Hava Durumu
mobmenu

Son Dakika

    İki şiir bir hatıra

    Yazının Giriş Tarihi: 22.07.2022 08:14
    Yazının Güncellenme Tarihi: 22.07.2022 08:14

    Bugünkü yazımıza başlarken bir konuda açıklama yapma zarureti hâsıl oldu. Daha önceki yazılarımızda açıklamalar yaptık amma bazı okuyucuların gözünden kaçmış demek ki. Şüpheci bazı kişilerden de “sen harf devrimine karşı mısın” telefonları aldık. Biraz konuşunca da Harf inkılâbı ile Dil inkılâbının aynı olduğunu zan eden bilgisizlikte olduklarını gördük. Harf devrimi Osmanlı döneminde de (Abdülhamit dâhil) tartışılmıştır. Namık Kemal “Latince alfabesi Türkçe kelimeleri, sesleri karşılamaz diyerek karşı çıkmış, alfabedeki harflerin ıslahı taraftarı olmuştur”
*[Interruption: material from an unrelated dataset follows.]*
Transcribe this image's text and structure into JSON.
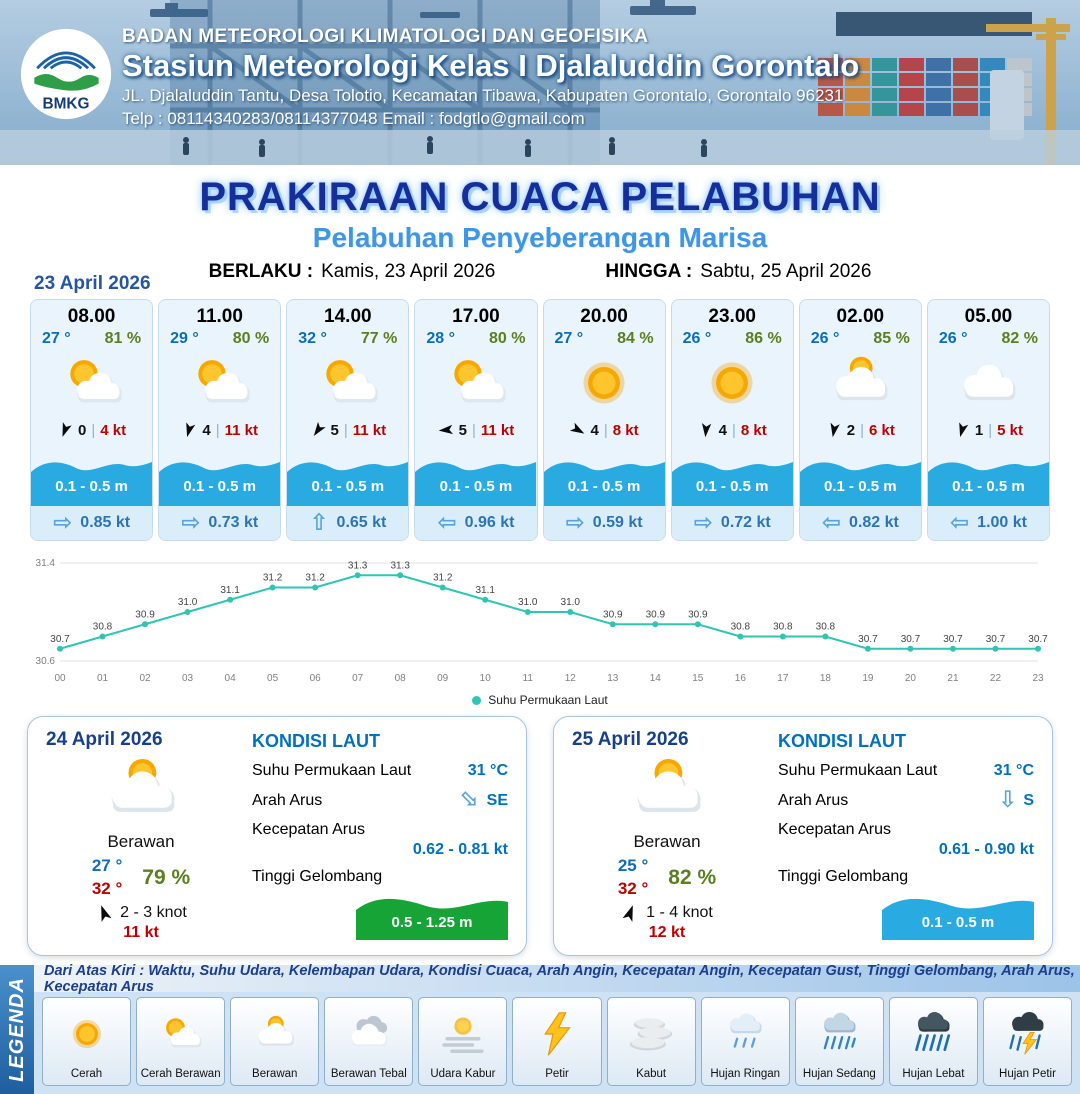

    Enver Paşanın harp zamanı yaptığı değişiklikler vardır ama tutmamıştır. Çünkü: “Harp zamanıdır, harf zamanı değil” diye tenkit edilmiştir.

     Latince Galatasaray Lisesinde mecburen kullanılıyordu. 1868 yılında Galatasaray Lisesinin öğretim dili, Arapça ve Farsçadan Fransızca ’ya çevrilmiştir. İmparatorluk sınırları içerisindeki pek çok okulda da benzer değişimler olmuştur.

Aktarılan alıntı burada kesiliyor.